What do you notice? The messages fail to produce, but not quite immediately. It takes a second or so, because the failure originates at the broker, so a network round-trip away. An additional bonus is that this type of failure isn't fatal for the kafka-console-producer.

Note that seemingly compliant data is still treated a strings in this producer, so it still won't comply.

{"myIntegerField": 1, "myStringField": "Canidae"}
{"myIntegerField": 5, "myStringField": "Aves"}

Summary

So in the steps above we've seen how to produce string data to a topic using a CLI producer, and how to consume those strings using the console consumer. They're using the String Serializer and Deserializer respectively.

We've also seen that you can apply a value schema, but that doesn't prevent non-compliant data going into the topic or coming out of it.

To use the schema we need a producer and a consumer that are schema aware, in our example the kafka-avro-console-producer and kafka-avro-console-consumer.
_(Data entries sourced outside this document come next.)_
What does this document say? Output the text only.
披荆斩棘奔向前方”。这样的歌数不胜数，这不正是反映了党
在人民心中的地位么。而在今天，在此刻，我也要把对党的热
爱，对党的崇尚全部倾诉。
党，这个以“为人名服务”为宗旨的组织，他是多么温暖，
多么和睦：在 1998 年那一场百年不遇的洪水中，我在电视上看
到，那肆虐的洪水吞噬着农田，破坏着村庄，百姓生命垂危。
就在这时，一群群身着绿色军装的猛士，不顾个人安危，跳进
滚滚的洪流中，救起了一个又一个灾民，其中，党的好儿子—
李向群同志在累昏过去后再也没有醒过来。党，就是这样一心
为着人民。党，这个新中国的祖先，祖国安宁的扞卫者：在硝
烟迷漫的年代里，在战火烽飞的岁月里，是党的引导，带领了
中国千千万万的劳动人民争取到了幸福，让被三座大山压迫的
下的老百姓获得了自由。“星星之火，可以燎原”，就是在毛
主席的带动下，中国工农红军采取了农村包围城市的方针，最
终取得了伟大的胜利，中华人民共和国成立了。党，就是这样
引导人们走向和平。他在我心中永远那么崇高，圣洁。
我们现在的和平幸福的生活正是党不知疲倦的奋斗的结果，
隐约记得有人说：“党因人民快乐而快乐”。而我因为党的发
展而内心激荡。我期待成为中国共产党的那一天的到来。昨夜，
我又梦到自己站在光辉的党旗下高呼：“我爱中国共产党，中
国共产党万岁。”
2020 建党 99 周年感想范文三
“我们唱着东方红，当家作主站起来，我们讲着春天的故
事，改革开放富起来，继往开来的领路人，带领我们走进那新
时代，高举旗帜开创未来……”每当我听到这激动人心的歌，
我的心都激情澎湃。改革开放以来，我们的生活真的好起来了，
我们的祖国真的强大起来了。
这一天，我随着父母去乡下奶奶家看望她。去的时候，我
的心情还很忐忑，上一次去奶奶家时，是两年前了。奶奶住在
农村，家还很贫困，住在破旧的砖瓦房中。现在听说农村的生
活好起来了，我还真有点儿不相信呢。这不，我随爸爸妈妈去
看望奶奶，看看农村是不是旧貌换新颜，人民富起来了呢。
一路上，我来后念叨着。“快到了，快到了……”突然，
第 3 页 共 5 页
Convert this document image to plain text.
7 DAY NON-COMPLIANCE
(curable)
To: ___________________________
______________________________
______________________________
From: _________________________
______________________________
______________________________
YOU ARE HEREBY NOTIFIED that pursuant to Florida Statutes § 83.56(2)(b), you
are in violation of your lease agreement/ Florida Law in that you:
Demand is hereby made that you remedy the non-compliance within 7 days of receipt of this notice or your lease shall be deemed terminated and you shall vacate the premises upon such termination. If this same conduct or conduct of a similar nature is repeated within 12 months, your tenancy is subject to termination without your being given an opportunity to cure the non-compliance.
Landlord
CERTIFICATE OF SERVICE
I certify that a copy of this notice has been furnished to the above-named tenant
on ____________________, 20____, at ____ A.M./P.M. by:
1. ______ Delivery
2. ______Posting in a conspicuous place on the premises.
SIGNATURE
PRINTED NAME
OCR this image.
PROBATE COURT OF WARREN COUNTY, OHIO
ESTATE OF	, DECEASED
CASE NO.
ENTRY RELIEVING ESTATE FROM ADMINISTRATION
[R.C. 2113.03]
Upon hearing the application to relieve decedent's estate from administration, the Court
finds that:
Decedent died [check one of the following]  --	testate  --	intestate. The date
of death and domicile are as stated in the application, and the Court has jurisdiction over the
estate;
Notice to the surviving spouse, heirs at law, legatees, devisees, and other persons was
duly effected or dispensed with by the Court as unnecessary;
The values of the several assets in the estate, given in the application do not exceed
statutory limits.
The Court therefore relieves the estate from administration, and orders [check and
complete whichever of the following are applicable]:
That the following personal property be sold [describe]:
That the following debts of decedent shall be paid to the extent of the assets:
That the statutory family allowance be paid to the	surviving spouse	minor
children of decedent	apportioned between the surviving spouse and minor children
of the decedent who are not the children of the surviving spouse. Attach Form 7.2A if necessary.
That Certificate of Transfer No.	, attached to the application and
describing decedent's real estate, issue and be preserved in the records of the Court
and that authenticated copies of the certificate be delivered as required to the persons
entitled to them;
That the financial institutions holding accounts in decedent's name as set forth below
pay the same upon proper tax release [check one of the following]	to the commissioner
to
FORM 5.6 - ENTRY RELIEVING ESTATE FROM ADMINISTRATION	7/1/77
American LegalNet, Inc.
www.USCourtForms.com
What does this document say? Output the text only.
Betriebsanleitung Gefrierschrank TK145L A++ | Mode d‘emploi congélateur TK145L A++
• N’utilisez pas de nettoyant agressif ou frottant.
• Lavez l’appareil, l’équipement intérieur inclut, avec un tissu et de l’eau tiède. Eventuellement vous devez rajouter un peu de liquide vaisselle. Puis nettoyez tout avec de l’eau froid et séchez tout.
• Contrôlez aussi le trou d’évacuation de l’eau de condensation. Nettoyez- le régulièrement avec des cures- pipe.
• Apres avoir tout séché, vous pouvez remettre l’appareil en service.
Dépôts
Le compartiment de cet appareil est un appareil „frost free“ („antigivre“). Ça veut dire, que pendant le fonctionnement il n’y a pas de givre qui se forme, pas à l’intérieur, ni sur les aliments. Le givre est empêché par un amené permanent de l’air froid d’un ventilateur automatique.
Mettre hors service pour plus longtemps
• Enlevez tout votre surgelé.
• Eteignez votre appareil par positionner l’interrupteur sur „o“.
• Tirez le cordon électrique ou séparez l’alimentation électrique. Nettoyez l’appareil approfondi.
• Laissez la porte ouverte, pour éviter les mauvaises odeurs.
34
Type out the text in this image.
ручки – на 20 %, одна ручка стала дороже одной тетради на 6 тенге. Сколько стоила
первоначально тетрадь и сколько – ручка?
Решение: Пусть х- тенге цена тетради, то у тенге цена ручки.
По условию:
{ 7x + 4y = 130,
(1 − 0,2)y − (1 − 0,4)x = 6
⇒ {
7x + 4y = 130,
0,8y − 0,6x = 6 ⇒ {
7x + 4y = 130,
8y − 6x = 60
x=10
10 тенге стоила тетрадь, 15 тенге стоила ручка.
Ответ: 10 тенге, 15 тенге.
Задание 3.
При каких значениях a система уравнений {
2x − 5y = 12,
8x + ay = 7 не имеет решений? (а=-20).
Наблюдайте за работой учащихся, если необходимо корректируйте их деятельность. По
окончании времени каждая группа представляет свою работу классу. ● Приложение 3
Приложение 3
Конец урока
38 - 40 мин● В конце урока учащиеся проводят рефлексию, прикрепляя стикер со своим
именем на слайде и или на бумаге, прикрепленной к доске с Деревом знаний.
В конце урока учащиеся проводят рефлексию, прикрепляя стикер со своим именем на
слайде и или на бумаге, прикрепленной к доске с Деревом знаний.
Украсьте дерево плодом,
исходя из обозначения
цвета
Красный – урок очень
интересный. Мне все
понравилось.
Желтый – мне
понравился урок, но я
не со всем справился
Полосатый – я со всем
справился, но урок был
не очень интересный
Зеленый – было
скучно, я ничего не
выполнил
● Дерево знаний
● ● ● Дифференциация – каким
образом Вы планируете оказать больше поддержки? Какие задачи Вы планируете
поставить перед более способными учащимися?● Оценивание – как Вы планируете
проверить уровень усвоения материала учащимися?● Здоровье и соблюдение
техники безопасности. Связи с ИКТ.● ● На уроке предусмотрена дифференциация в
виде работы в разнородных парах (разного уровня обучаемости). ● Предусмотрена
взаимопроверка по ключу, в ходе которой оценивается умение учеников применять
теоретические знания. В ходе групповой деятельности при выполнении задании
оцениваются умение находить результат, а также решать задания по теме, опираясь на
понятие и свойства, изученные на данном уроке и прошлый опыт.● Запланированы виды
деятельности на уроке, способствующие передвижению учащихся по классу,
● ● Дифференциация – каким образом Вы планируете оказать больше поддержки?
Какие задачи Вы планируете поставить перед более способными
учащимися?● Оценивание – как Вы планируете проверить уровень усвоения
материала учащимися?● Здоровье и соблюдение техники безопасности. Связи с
They're using the Avro Serializer and Deserializer respectively, and it is schema aware.

Our Kafka topic can receive both schema compliant data, serialized with the appropriate avro schema as well as non-compliant data. Configuring the topic for broker-side validation makes the broker validate that the schema was applied to the message. In this way it helps prevent non-compliant data entering your topic.

What next

This demo/tutorial has shown some basic characteristics of schema as it relates to a topic. If -like me- you come from a background in relational DBs, then you'll notice a few differences when thinking about schemas.

There's many more things to learn about schemas. Here's a few ideas.

  • Different schema definitions: Avro, Protobuf. JSON Schema.
  • Using my Schema data in my applications
  • Schema evolution. How to change schemas without disrupting your applications
  • Different schema strategies: TopicNameStrategy, RecordNameStrategy and TopicRecordNameStrategy

Additional commands

curl -s localhost:8081/subjects | jq

Tear down

You can stop the development cluster using the confluent local services stop. But because we started the broker with the kafka-server-start command you need to stop it separately using kafka-server-stop. If you want to be thorough, you can use confluent local destroy to remove all the data and config files of your local development cluster from the /tmp/ directory on your system

And that file kafka-avro-cli-demo.properties that you created early on. You should remove that too.